Single by Anne Murray

from the album Something to Talk About
- B-side: "I Don't Wanna Spend Another Night Without You"
- Released: January 1986
- Genre: Country, pop
- Length: 4:14
- Label: Capitol
- Songwriters: David Foster; Randy Goodrum; Jim Vallance;
- Producer: David Foster

Anne Murray singles chronology
| "I Don't Think I'm Ready for You" (1985) | "Now and Forever (You and Me)" (1986) | "Who's Leaving Who" (1986) |

= Now and Forever (You and Me) =

"Now and Forever (You and Me)" is a 1986 song written by David Foster, Randy Goodrum and Jim Vallance and recorded by Canadian country music artist Anne Murray. It was aided by a popular music video, filmed in Toronto. The back-up vocal was sung by Richard Page, lead singer for the pop group Mr. Mister.

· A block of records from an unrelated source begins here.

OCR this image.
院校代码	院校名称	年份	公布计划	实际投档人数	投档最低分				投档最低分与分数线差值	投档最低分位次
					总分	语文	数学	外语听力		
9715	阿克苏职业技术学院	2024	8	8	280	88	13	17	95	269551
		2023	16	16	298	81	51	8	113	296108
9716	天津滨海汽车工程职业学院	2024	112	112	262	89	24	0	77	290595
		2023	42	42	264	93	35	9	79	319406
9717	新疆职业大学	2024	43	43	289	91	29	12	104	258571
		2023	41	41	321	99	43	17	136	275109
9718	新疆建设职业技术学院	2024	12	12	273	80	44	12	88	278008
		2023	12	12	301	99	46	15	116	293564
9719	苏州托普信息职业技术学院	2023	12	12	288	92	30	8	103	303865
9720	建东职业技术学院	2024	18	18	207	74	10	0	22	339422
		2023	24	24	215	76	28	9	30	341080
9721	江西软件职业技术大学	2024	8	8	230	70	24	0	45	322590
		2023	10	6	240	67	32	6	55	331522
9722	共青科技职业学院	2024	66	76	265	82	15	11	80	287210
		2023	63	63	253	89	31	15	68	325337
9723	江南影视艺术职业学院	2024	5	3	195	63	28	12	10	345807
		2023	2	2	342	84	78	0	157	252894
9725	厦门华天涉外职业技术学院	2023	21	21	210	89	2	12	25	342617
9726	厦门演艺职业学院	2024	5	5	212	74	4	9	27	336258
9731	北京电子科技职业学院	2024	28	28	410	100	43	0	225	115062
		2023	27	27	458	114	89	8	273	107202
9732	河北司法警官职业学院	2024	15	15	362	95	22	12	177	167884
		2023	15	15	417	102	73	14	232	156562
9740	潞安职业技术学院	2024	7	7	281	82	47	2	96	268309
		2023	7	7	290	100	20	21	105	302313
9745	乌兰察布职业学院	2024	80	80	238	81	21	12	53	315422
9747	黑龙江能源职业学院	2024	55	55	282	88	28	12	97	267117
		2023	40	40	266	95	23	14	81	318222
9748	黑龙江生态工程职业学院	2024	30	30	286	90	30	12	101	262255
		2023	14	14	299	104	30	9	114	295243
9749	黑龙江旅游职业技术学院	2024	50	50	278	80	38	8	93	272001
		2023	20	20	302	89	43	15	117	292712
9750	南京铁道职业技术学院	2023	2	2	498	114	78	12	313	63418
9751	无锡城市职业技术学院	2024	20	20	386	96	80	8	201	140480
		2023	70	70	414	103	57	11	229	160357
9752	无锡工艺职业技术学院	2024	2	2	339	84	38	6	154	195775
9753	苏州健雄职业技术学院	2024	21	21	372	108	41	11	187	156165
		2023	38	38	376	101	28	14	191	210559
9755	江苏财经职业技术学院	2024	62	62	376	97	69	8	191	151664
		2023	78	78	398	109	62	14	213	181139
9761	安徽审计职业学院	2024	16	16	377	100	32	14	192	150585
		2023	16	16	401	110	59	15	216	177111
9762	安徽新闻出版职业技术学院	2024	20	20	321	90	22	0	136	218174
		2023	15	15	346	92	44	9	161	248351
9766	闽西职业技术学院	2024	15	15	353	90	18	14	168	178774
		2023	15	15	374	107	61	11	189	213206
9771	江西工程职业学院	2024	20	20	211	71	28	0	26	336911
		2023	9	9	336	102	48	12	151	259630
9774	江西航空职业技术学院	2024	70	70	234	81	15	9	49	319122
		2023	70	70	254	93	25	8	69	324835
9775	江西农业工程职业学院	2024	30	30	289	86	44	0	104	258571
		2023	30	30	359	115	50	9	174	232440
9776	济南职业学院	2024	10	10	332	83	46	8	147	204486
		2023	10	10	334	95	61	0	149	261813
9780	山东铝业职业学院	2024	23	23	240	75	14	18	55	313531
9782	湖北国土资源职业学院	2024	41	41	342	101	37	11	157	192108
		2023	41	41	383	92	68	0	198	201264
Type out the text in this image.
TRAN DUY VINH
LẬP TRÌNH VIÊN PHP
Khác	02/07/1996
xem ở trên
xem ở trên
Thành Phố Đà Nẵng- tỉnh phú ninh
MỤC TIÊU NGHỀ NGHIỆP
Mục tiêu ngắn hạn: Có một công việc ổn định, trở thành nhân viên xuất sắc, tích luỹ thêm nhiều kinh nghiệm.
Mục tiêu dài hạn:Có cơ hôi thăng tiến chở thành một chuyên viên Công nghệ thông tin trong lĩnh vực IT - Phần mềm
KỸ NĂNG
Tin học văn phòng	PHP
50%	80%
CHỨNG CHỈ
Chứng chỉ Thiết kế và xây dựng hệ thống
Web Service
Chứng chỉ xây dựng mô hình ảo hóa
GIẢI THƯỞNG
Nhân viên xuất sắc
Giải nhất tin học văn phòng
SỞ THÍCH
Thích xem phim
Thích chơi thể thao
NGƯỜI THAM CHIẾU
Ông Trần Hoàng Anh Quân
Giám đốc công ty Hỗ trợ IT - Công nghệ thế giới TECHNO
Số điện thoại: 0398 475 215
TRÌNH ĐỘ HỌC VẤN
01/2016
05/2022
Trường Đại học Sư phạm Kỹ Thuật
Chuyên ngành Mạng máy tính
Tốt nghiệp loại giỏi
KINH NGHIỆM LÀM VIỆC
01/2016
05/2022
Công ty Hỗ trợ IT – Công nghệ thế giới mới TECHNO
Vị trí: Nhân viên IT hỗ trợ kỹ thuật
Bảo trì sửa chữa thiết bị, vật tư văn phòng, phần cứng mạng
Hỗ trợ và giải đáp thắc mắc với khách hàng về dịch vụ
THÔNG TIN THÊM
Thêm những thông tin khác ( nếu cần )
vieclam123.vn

It was released in January 1986 as the first single from her twentieth studio album Something to Talk About.

The song was Murray's tenth and final number one hit on the U.S. Country singles chart and spent six weeks on the Billboard Hot 100, peaking at number 92 (Murray's final song to cross over to that chart). It remained for a total of nineteen weeks on the Billboard Country chart. The song was the last number one on the Billboard Hot Country Songs charts by a non-American until fellow Canadian Shania Twain's "Any Man of Mine" reached number one in 1995.

==Chart performance==

| Chart (1986) | Peak position |
|---|---|
| Canadian RPM Country Tracks | 1 |
| Canadian RPM Adult Contemporary Tracks | 2 |
| Canadian RPM Top Singles | 12 |
| US Hot Country Songs (Billboard) | 1 |
| U.S. Billboard Hot Adult Contemporary Tracks | 7 |
| U.S. Billboard Hot 100 | 92 |

==Notable appearances==
- This song played during the closing credits of the episode of the American daytime soap opera All My Children on 24 March 1986.
- The song was used for the Sophia and C.C. characters on the American serial Santa Barbara.